European ferro-titanium producers are considering buying premium scrap products and other alternatives, as the severe shortage of titanium turnings and other low-grade titanium scrap has left them unable to secure enough material for the fourth quarter.

One option under consideration is to buy bulkier aerospace scrap products instead of turnings. While similar in grade — at 90pc titanium, 6pc aluminium and 4pc vanadium — they comprise larger parts of aircraft or broken down body parts, rather than turnings and mixed shavings from factory work. It is not an ideal option for ferro-titanium smelters, as it is typically priced at a premium to turnings due to the work involved in breaking it down. It can also cause impurities within the end product.

Argus last assessed prices for titanium turnings at 85-95¢/lb ddp UK on 8 October, having risen sharply from 74-81¢/lb ddp UK at the start of September on the back of supply tightness.

“Putting bulkier products into our furnaces can cause the product to pick up oxygen and nitrogen, because of the amount of time it spends in the furnace breaking down compared to turnings,” a UK smelter said. “Steel mills are always asking for lower impurity levels, so it’s going to cause problems.”

For this option to be economical, ferro-titanium prices would need to rise significantly, above the $5/kg threshold. This could happen in the next few months if market fundamentals remain unchanged and scrap production from aerospace manufacturing stays low. Rotterdam prices for western grade ferro-titanium are currently at $4.10-4.40/kg — up from a year-to-date low of $3.35-3.50/kg in late August — while prices for Russian grade alloy have risen to $3.90-4.10/kg from $3.15-3.40/kg over the same period.

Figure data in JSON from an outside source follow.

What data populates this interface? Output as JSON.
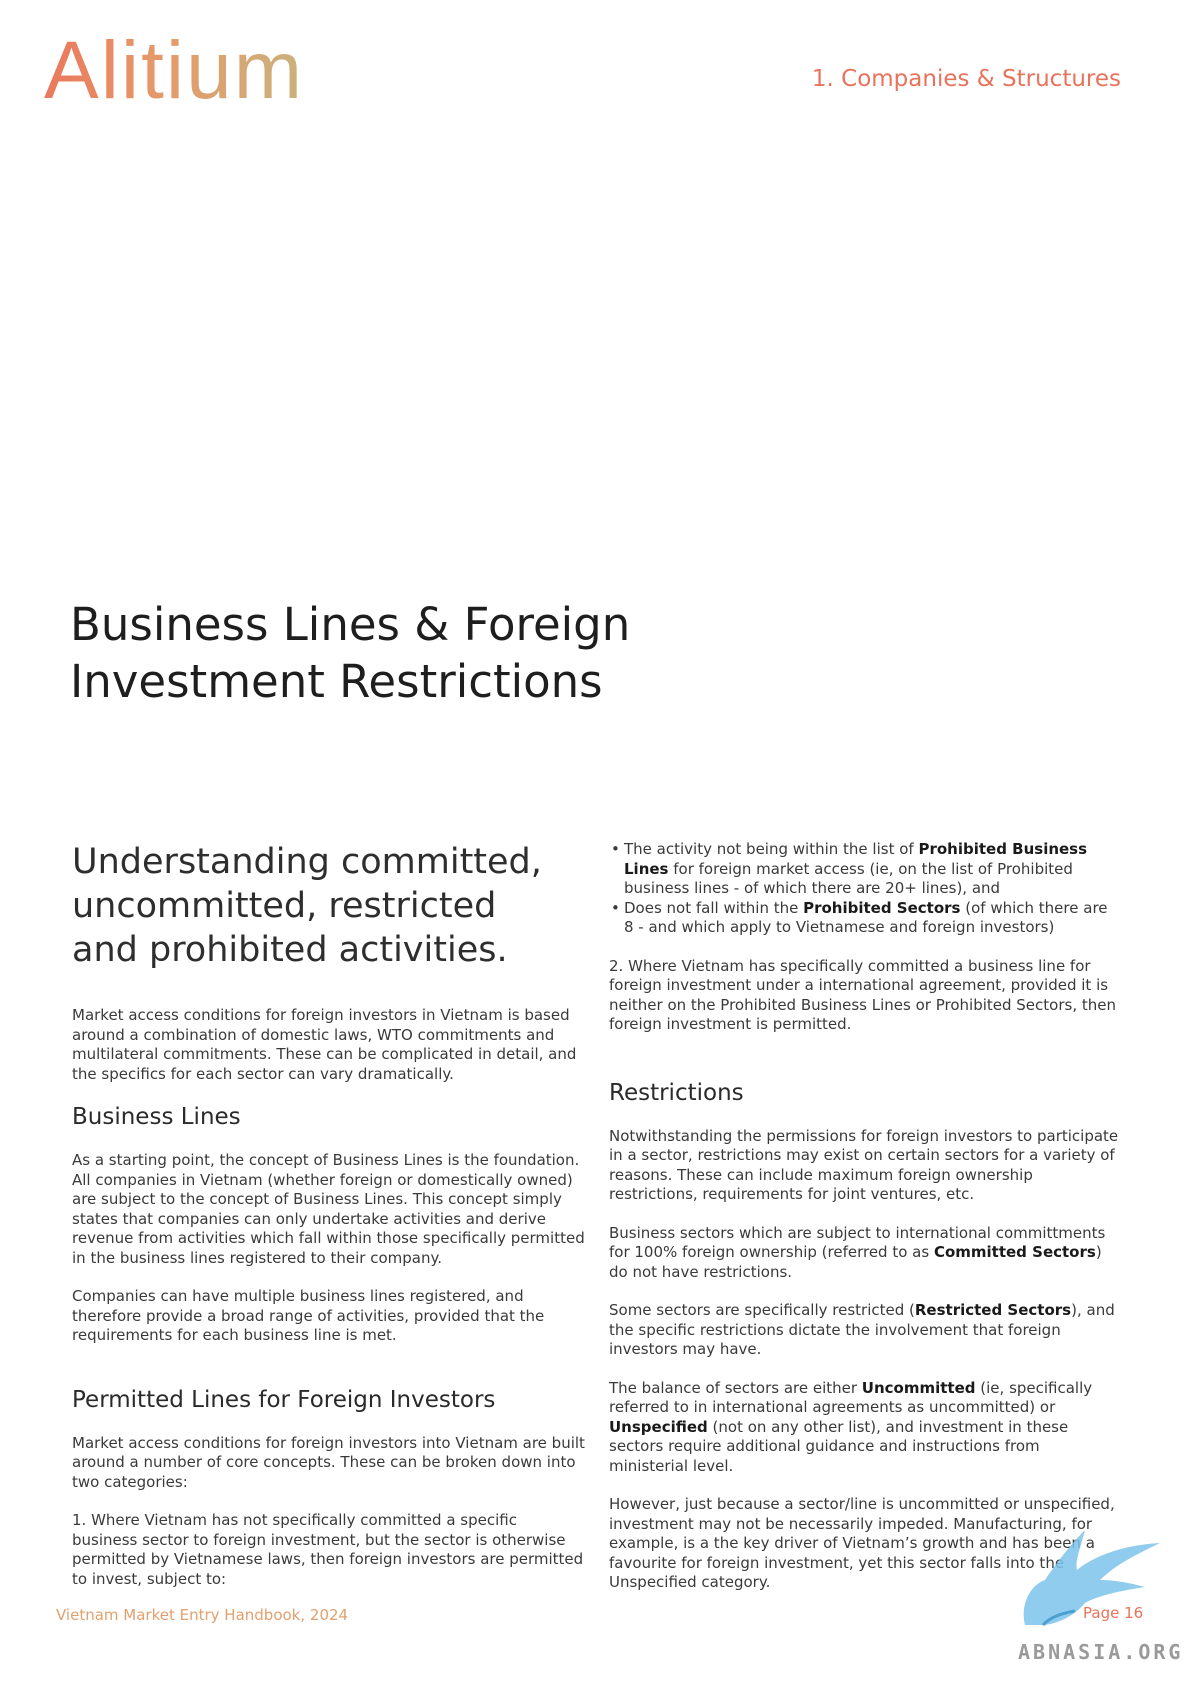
{
  "header": {
    "logo": "Alitium",
    "section": "1. Companies & Structures"
  },
  "title": {
    "line1": "Business Lines & Foreign",
    "line2": "Investment Restrictions"
  },
  "left": {
    "subtitle": {
      "line1": "Understanding committed,",
      "line2": "uncommitted, restricted",
      "line3": "and prohibited activities."
    },
    "intro": "Market access conditions for foreign investors in Vietnam is based around a combination of domestic laws, WTO commitments and multilateral commitments. These can be complicated in detail, and the specifics for each sector can vary dramatically.",
    "business_lines": {
      "heading": "Business Lines",
      "p1": "As a starting point, the concept of Business Lines is the foundation. All companies in Vietnam (whether foreign or domestically owned) are subject to the concept of Business Lines. This concept simply states that companies can only undertake activities and derive revenue from activities which fall within those specifically permitted in the business lines registered to their company.",
      "p2": "Companies can have multiple business lines registered, and therefore provide a broad range of activities, provided that the requirements for each business line is met."
    },
    "permitted": {
      "heading": "Permitted Lines for Foreign Investors",
      "p1": "Market access conditions for foreign investors into Vietnam are built around a number of core concepts. These can be broken down into two categories:",
      "p2": "1. Where Vietnam has not specifically committed a specific business sector to foreign investment, but the sector is otherwise permitted by Vietnamese laws, then foreign investors are permitted to invest, subject to:"
    }
  },
  "right": {
    "bullet1": {
      "pre": "The activity not being within the list of ",
      "bold": "Prohibited Business Lines",
      "post": " for foreign market access (ie, on the list of Prohibited business lines - of which there are 20+ lines), and"
    },
    "bullet2": {
      "pre": "Does not fall within the ",
      "bold": "Prohibited Sectors",
      "post": " (of which there are 8 - and which apply to Vietnamese and foreign investors)"
    },
    "p2": "2. Where Vietnam has specifically committed a business line for foreign investment under a international agreement, provided it is neither on the Prohibited Business Lines or Prohibited Sectors, then foreign investment is permitted.",
    "restrictions": {
      "heading": "Restrictions",
      "p1": "Notwithstanding the permissions for foreign investors to participate in a sector, restrictions may exist on certain sectors for a variety of reasons. These can include maximum foreign ownership restrictions, requirements for joint ventures, etc.",
      "p2": {
        "pre": "Business sectors which are subject to international committments for 100% foreign ownership (referred to as ",
        "bold": "Committed Sectors",
        "post": ") do not have restrictions."
      },
      "p3": {
        "pre": "Some sectors are specifically restricted (",
        "bold": "Restricted Sectors",
        "post": "), and the specific restrictions dictate the involvement that foreign investors may have."
      },
      "p4": {
        "pre": "The balance of sectors are either ",
        "bold1": "Uncommitted",
        "mid": " (ie, specifically referred to in international agreements as uncommitted) or ",
        "bold2": "Unspecified",
        "post": " (not on any other list), and investment in these sectors require additional guidance and instructions from ministerial level."
      },
      "p5": "However, just because a sector/line is uncommitted or unspecified, investment may not be necessarily impeded. Manufacturing, for example, is a the key driver of Vietnam’s growth and has been a favourite for foreign investment, yet this sector falls into the Unspecified category."
    }
  },
  "footer": {
    "left": "Vietnam Market Entry Handbook, 2024",
    "right": "Page 16"
  },
  "watermark": {
    "text": "ABNASIA.ORG",
    "icon": "bird-icon",
    "color": "#7cc3ea"
  }
}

Some steel mills requiring ferro-titanium may have the option to switch to ferro-niobium or ferro-vanadium. Steel producers can use niobium either on its own or combined with some titanium or vanadium to strengthen steel, although not all can.

Another option, which became popular in 2004-05 when ferro-titanium prices rose to above $7/kg, is to produce directly from the titanium ore ilmenite. This method is still used in China, but produces an alloy containing 30-35pc titanium, rather than the 70pc contained in most European and Russian standard grade alloy.

Ferro-titanium 35 is produced from ilmenite, off-grade titanium sponge and steel scrap via aluminothermic reaction, and has a fixed cost that cannot change when prices are low. Some smelters producing ferro-titanium 70 would be unable to follow this method as they use induction furnaces, which cannot use ilmenite.